Many viruses use specific viral proteins to bind calcium ions (Ca(2+)) for stability or to modify host cell pathways; however, to date, no Ca(2+) binding protein has been reported in bluetongue virus (BTV), the causative agent of bluetongue disease in livestock. Here, using a comprehensive bioinformatics screening, we identified a putative EF-hand-like Ca(2+) binding motif in the carboxyl terminal region of BTV nonstructural phosphoprotein 2 (NS2). Subsequently, using a recombinant NS2, we demonstrated that NS2 binds Ca(2+) efficiently and that Ca(2+) binding was perturbed when the Asp and Glu residues in the motif were substituted by alanine. Using circular dichroism analysis, we found that Ca(2+) binding by NS2 triggered a helix-to-coil secondary structure transition.
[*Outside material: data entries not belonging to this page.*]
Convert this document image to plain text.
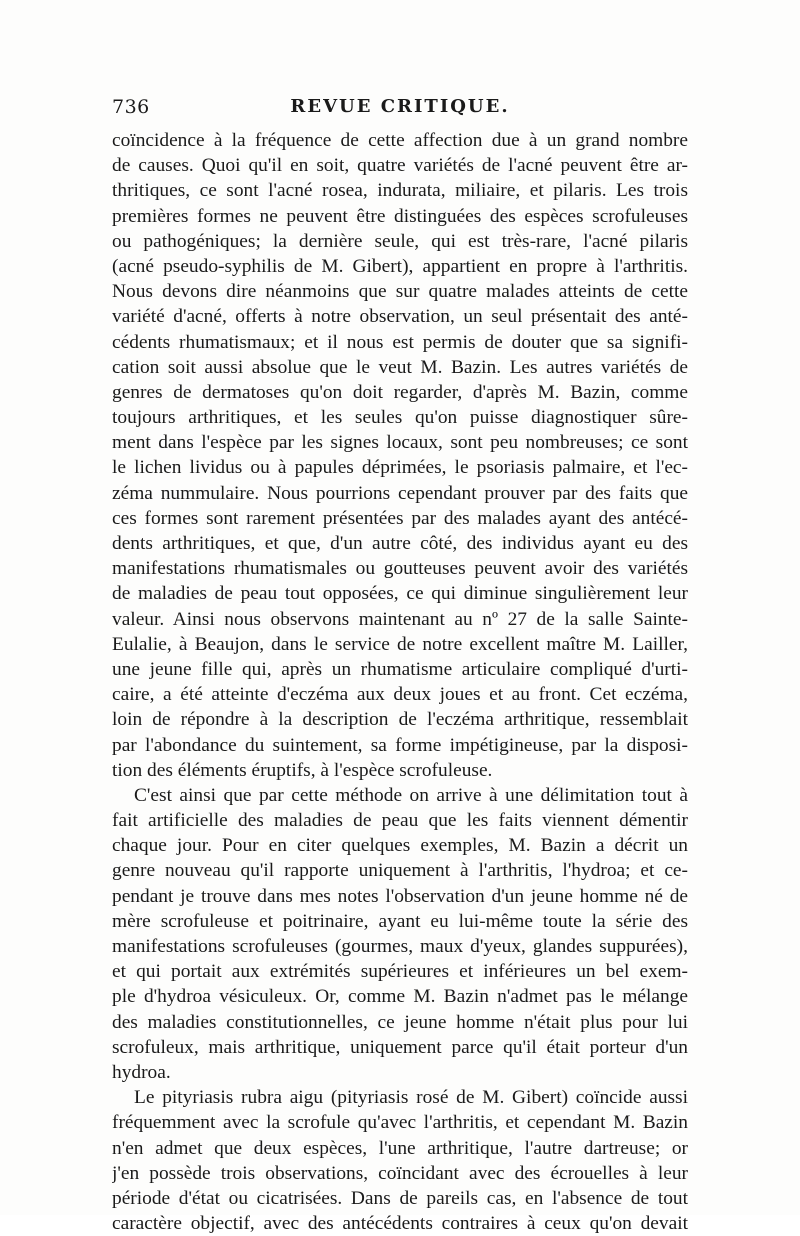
736	REVUE CRITIQUE.
coïncidence à la fréquence de cette affection due à un grand nombre
de causes. Quoi qu'il en soit, quatre variétés de l'acné peuvent être ar-
thritiques, ce sont l'acné rosea, indurata, miliaire, et pilaris. Les trois
premières formes ne peuvent être distinguées des espèces scrofuleuses
ou pathogéniques; la dernière seule, qui est très-rare, l'acné pilaris
(acné pseudo-syphilis de M. Gibert), appartient en propre à l'arthritis.
Nous devons dire néanmoins que sur quatre malades atteints de cette
variété d'acné, offerts à notre observation, un seul présentait des anté-
cédents rhumatismaux; et il nous est permis de douter que sa signifi-
cation soit aussi absolue que le veut M. Bazin. Les autres variétés de
genres de dermatoses qu'on doit regarder, d'après M. Bazin, comme
toujours arthritiques, et les seules qu'on puisse diagnostiquer sûre-
ment dans l'espèce par les signes locaux, sont peu nombreuses; ce sont
le lichen lividus ou à papules déprimées, le psoriasis palmaire, et l'ec-
zéma nummulaire. Nous pourrions cependant prouver par des faits que
ces formes sont rarement présentées par des malades ayant des antécé-
dents arthritiques, et que, d'un autre côté, des individus ayant eu des
manifestations rhumatismales ou goutteuses peuvent avoir des variétés
de maladies de peau tout opposées, ce qui diminue singulièrement leur
valeur. Ainsi nous observons maintenant au nº 27 de la salle Sainte-
Eulalie, à Beaujon, dans le service de notre excellent maître M. Lailler,
une jeune fille qui, après un rhumatisme articulaire compliqué d'urti-
caire, a été atteinte d'eczéma aux deux joues et au front. Cet eczéma,
loin de répondre à la description de l'eczéma arthritique, ressemblait
par l'abondance du suintement, sa forme impétigineuse, par la disposi-
tion des éléments éruptifs, à l'espèce scrofuleuse.
C'est ainsi que par cette méthode on arrive à une délimitation tout à
fait artificielle des maladies de peau que les faits viennent démentir
chaque jour. Pour en citer quelques exemples, M. Bazin a décrit un
genre nouveau qu'il rapporte uniquement à l'arthritis, l'hydroa; et ce-
pendant je trouve dans mes notes l'observation d'un jeune homme né de
mère scrofuleuse et poitrinaire, ayant eu lui-même toute la série des
manifestations scrofuleuses (gourmes, maux d'yeux, glandes suppurées),
et qui portait aux extrémités supérieures et inférieures un bel exem-
ple d'hydroa vésiculeux. Or, comme M. Bazin n'admet pas le mélange
des maladies constitutionnelles, ce jeune homme n'était plus pour lui
scrofuleux, mais arthritique, uniquement parce qu'il était porteur d'un
hydroa.
Le pityriasis rubra aigu (pityriasis rosé de M. Gibert) coïncide aussi
fréquemment avec la scrofule qu'avec l'arthritis, et cependant M. Bazin
n'en admet que deux espèces, l'une arthritique, l'autre dartreuse; or
j'en possède trois observations, coïncidant avec des écrouelles à leur
période d'état ou cicatrisées. Dans de pareils cas, en l'absence de tout
caractère objectif, avec des antécédents contraires à ceux qu'on devait
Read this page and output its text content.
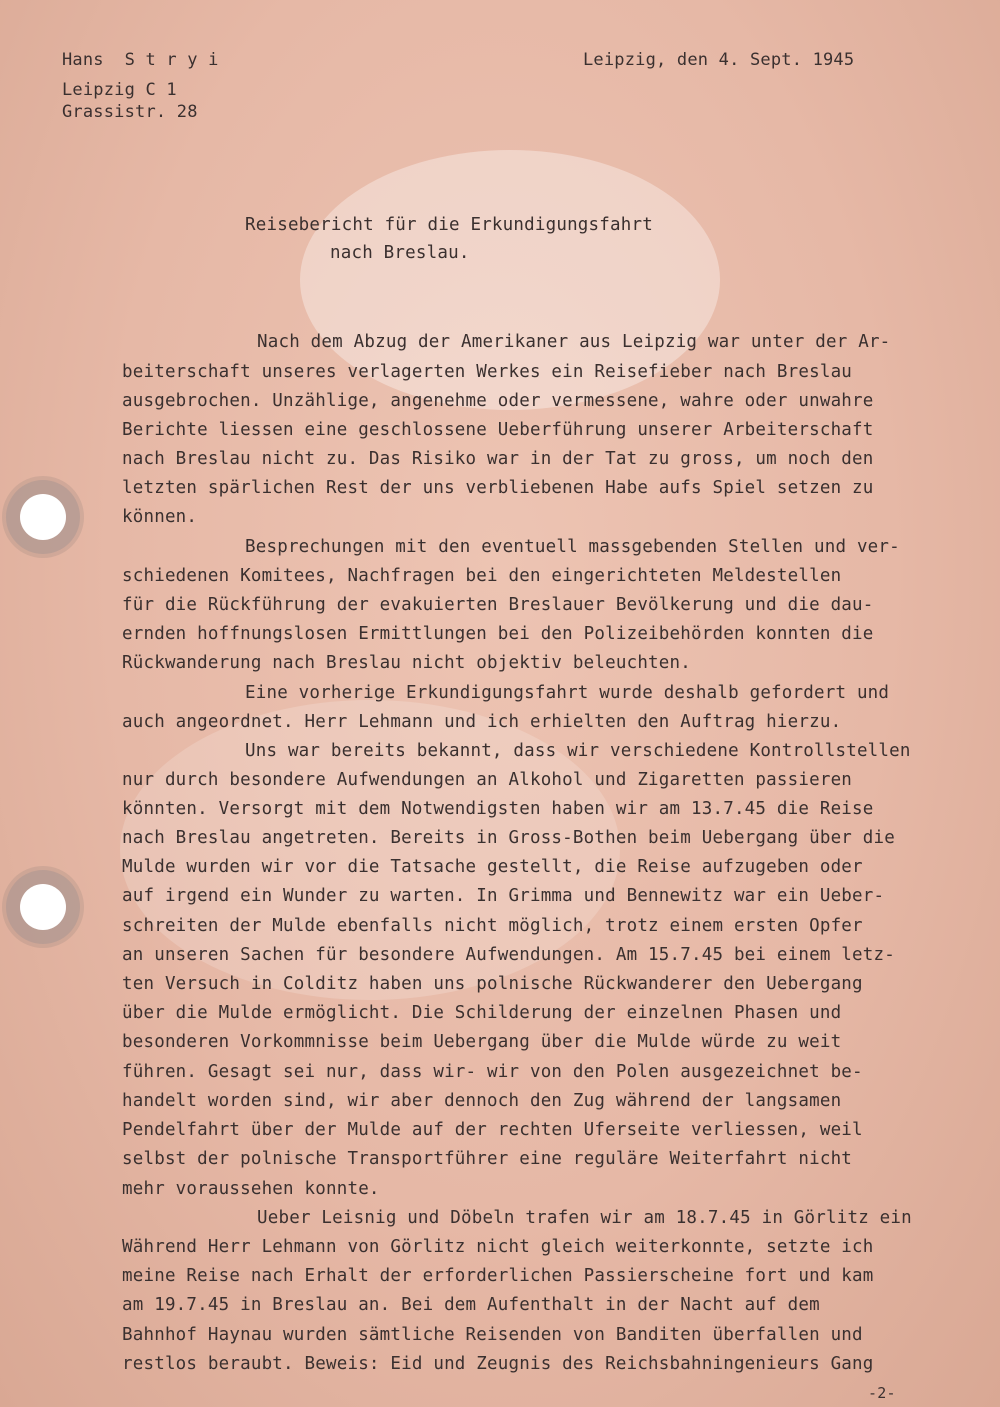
Hans  S t r y i
Leipzig C 1
Grassistr. 28
Leipzig, den 4. Sept. 1945
Reisebericht für die Erkundigungsfahrt
nach Breslau.
Nach dem Abzug der Amerikaner aus Leipzig war unter der Ar-
beiterschaft unseres verlagerten Werkes ein Reisefieber nach Breslau
ausgebrochen. Unzählige, angenehme oder vermessene, wahre oder unwahre
Berichte liessen eine geschlossene Ueberführung unserer Arbeiterschaft
nach Breslau nicht zu. Das Risiko war in der Tat zu gross, um noch den
letzten spärlichen Rest der uns verbliebenen Habe aufs Spiel setzen zu
können.
Besprechungen mit den eventuell massgebenden Stellen und ver-
schiedenen Komitees, Nachfragen bei den eingerichteten Meldestellen
für die Rückführung der evakuierten Breslauer Bevölkerung und die dau-
ernden hoffnungslosen Ermittlungen bei den Polizeibehörden konnten die
Rückwanderung nach Breslau nicht objektiv beleuchten.
Eine vorherige Erkundigungsfahrt wurde deshalb gefordert und
auch angeordnet. Herr Lehmann und ich erhielten den Auftrag hierzu.
Uns war bereits bekannt, dass wir verschiedene Kontrollstellen
nur durch besondere Aufwendungen an Alkohol und Zigaretten passieren
könnten. Versorgt mit dem Notwendigsten haben wir am 13.7.45 die Reise
nach Breslau angetreten. Bereits in Gross-Bothen beim Uebergang über die
Mulde wurden wir vor die Tatsache gestellt, die Reise aufzugeben oder
auf irgend ein Wunder zu warten. In Grimma und Bennewitz war ein Ueber-
schreiten der Mulde ebenfalls nicht möglich, trotz einem ersten Opfer
an unseren Sachen für besondere Aufwendungen. Am 15.7.45 bei einem letz-
ten Versuch in Colditz haben uns polnische Rückwanderer den Uebergang
über die Mulde ermöglicht. Die Schilderung der einzelnen Phasen und
besonderen Vorkommnisse beim Uebergang über die Mulde würde zu weit
führen. Gesagt sei nur, dass wir- wir von den Polen ausgezeichnet be-
handelt worden sind, wir aber dennoch den Zug während der langsamen
Pendelfahrt über der Mulde auf der rechten Uferseite verliessen, weil
selbst der polnische Transportführer eine reguläre Weiterfahrt nicht
mehr voraussehen konnte.
Ueber Leisnig und Döbeln trafen wir am 18.7.45 in Görlitz ein
Während Herr Lehmann von Görlitz nicht gleich weiterkonnte, setzte ich
meine Reise nach Erhalt der erforderlichen Passierscheine fort und kam
am 19.7.45 in Breslau an. Bei dem Aufenthalt in der Nacht auf dem
Bahnhof Haynau wurden sämtliche Reisenden von Banditen überfallen und
restlos beraubt. Beweis: Eid und Zeugnis des Reichsbahningenieurs Gang
-2-
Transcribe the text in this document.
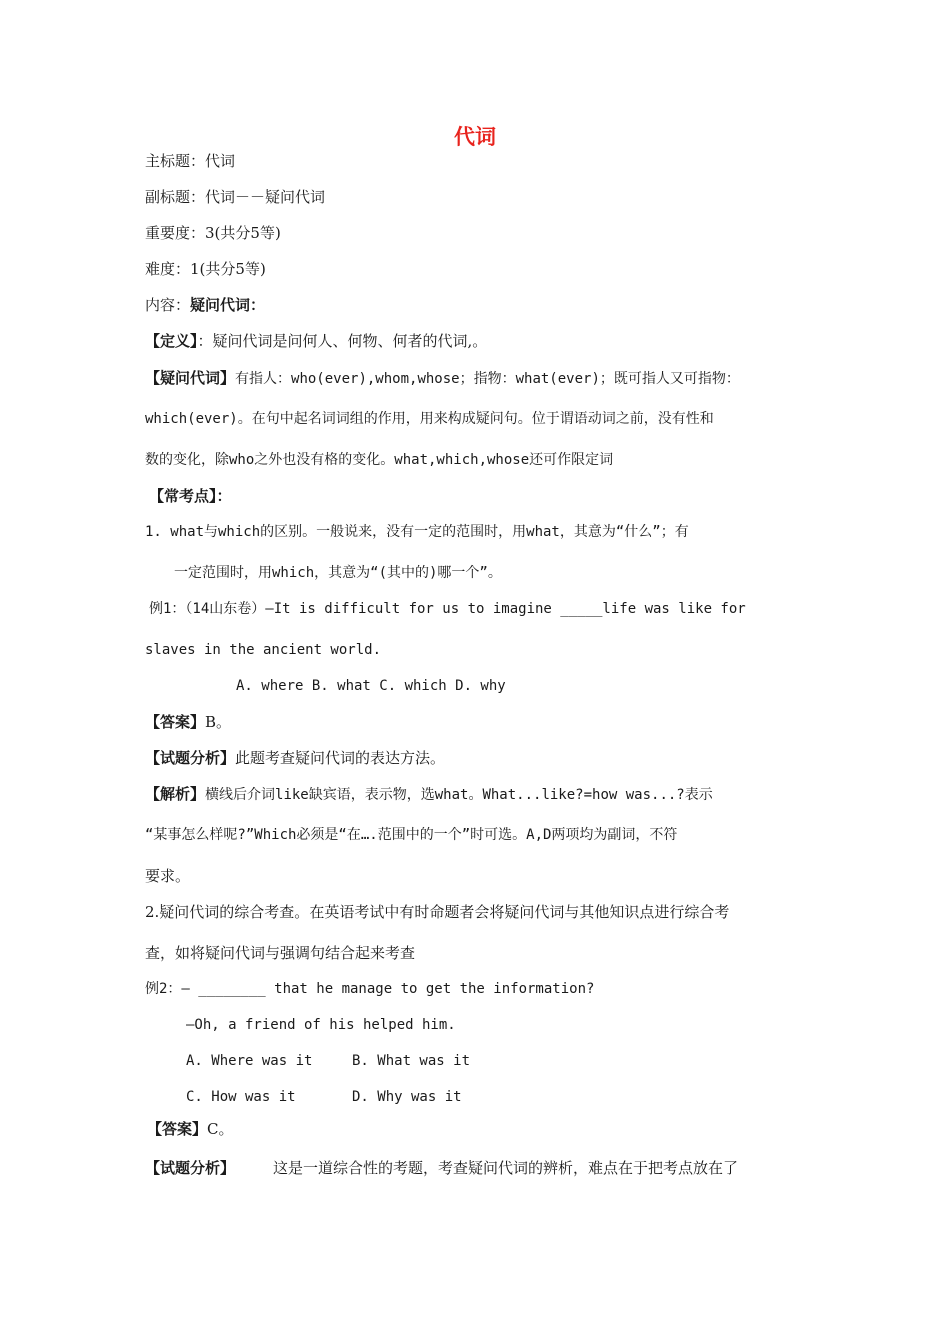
代词

主标题：代词

副标题：代词－－疑问代词

重要度：3(共分5等)

难度：1(共分5等)

内容：疑问代词：

【定义】：疑问代词是问何人、何物、何者的代词,。

【疑问代词】有指人：who(ever),whom,whose；指物：what(ever)；既可指人又可指物：

which(ever)。在句中起名词词组的作用，用来构成疑问句。位于谓语动词之前，没有性和

数的变化，除who之外也没有格的变化。what,which,whose还可作限定词

【常考点】：

1. what与which的区别。一般说来，没有一定的范围时，用what，其意为“什么”；有

一定范围时，用which，其意为“(其中的)哪一个”。

例1：（14山东卷）—It is difficult for us to imagine _____life was like for

slaves in the ancient world.

A. where B. what C. which D. why

【答案】B。

【试题分析】此题考查疑问代词的表达方法。

【解析】横线后介词like缺宾语，表示物，选what。What...like?=how was...?表示

“某事怎么样呢?”Which必须是“在….范围中的一个”时可选。A,D两项均为副词，不符

要求。

2.疑问代词的综合考查。在英语考试中有时命题者会将疑问代词与其他知识点进行综合考

查，如将疑问代词与强调句结合起来考查

例2：— ________ that he manage to get the information?

—Oh, a friend of his helped him.

A. Where was it	B. What was it

C. How was it	D. Why was it

【答案】C。

【试题分析】	这是一道综合性的考题，考查疑问代词的辨析，难点在于把考点放在了
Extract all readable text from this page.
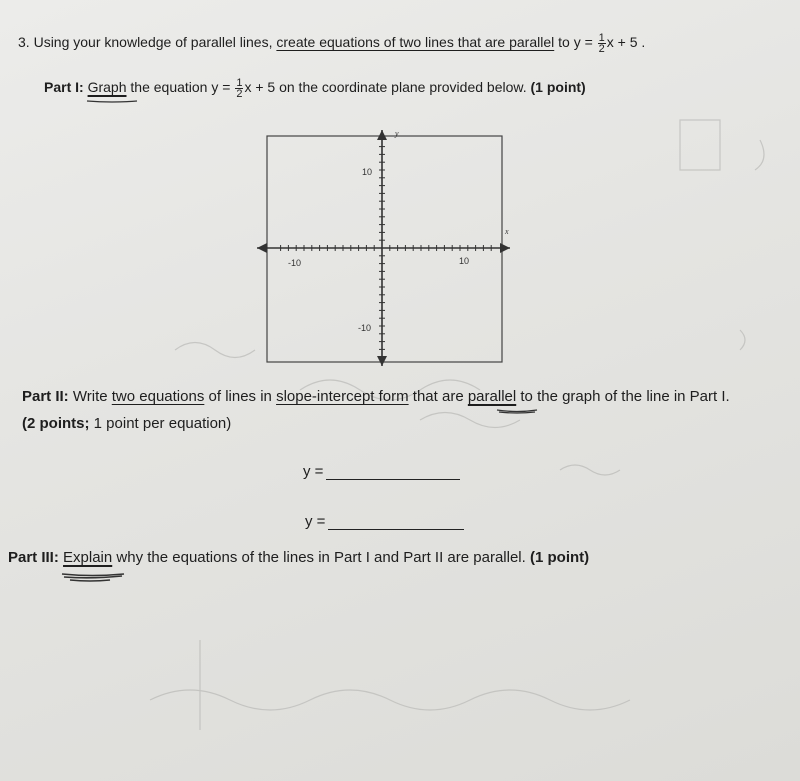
3. Using your knowledge of parallel lines, create equations of two lines that are parallel to $y = \frac{1}{2}$ x + 5 .
Part I: Graph the equation $y = \frac{1}{2}$ x + 5 on the coordinate plane provided below. (1 point)
y
x
10
-10
-10	10
Part II: Write two equations of lines in slope-intercept form that are parallel to the graph of the line in Part I.
(2 points; 1 point per equation)
y =
y =
Part III: Explain why the equations of the lines in Part I and Part II are parallel. (1 point)
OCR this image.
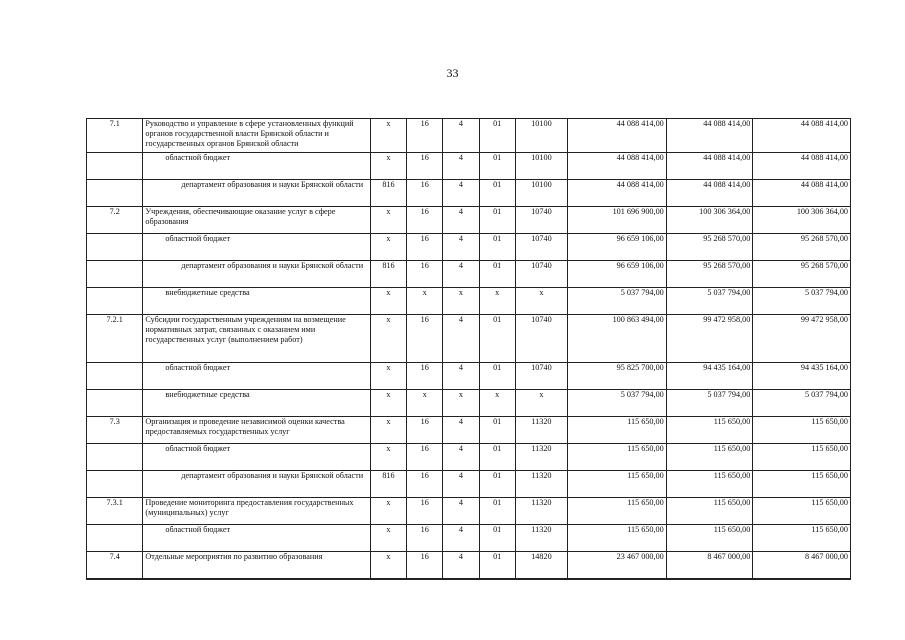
33
7.1	Руководство и управление в сфере установленных функций органов государственной власти Брянской области и государственных органов Брянской области	х	16	4	01	10100	44 088 414,00	44 088 414,00	44 088 414,00
	областной бюджет	х	16	4	01	10100	44 088 414,00	44 088 414,00	44 088 414,00
	департамент образования и науки Брянской области	816	16	4	01	10100	44 088 414,00	44 088 414,00	44 088 414,00
7.2	Учреждения, обеспечивающие оказание услуг в сфере образования	х	16	4	01	10740	101 696 900,00	100 306 364,00	100 306 364,00
	областной бюджет	х	16	4	01	10740	96 659 106,00	95 268 570,00	95 268 570,00
	департамент образования и науки Брянской области	816	16	4	01	10740	96 659 106,00	95 268 570,00	95 268 570,00
	внебюджетные средства	х	х	х	х	х	5 037 794,00	5 037 794,00	5 037 794,00
7.2.1	Субсидии государственным учреждениям на возмещение нормативных затрат, связанных с оказанием ими государственных услуг (выполнением работ)	х	16	4	01	10740	100 863 494,00	99 472 958,00	99 472 958,00
	областной бюджет	х	16	4	01	10740	95 825 700,00	94 435 164,00	94 435 164,00
	внебюджетные средства	х	х	х	х	х	5 037 794,00	5 037 794,00	5 037 794,00
7.3	Организация и проведение независимой оценки качества предоставляемых государственных услуг	х	16	4	01	11320	115 650,00	115 650,00	115 650,00
	областной бюджет	х	16	4	01	11320	115 650,00	115 650,00	115 650,00
	департамент образования и науки Брянской области	816	16	4	01	11320	115 650,00	115 650,00	115 650,00
7.3.1	Проведение мониторинга предоставления государственных (муниципальных) услуг	х	16	4	01	11320	115 650,00	115 650,00	115 650,00
	областной бюджет	х	16	4	01	11320	115 650,00	115 650,00	115 650,00
7.4	Отдельные мероприятия по развитию образования	х	16	4	01	14820	23 467 000,00	8 467 000,00	8 467 000,00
Further, cryo-electron microscopy in the presence of Ca(2+) revealed that NS2 forms helical oligomers which, when aligned with the N-terminal domain crystal structure, suggest an N-terminal domain that wraps around the C-terminal domain in the oligomer. Further, an in vitro kinase assay demonstrated that Ca(2+) enhanced the phosphorylation of NS2 significantly. Importantly, mutations introduced at the Ca(2+) binding site in the viral genome by reverse genetics failed to allow recovery of viable virus, and the NS2 phosphorylation level and assembly of viral inclusion bodies (VIBs) were reduced. Together, our data suggest that NS2 is a dedicated Ca(2+) binding protein and that calcium sensing acts as a trigger for VIB assembly, which in turn facilitates virus replication and assembly. IMPORTANCE After entering the host cells, viruses use cellular host factors to ensure a successful virus replication process. For replication in infected cells, members of the Reoviridae family form inclusion body-like structures known as viral inclusion bodies (VIB) or viral factories. Bluetongue virus (BTV) forms VIBs in infected cells through nonstructural protein 2 (NS2), a phosphoprotein. An important regulatory factor critical for VIB formation is phosphorylation of NS2. In our study, we discovered a characteristic calcium-binding EF-hand-like motif in NS2 and found that the calcium binding preferentially affects phosphorylation level of the NS2 and has a role in regulating VIB assembly.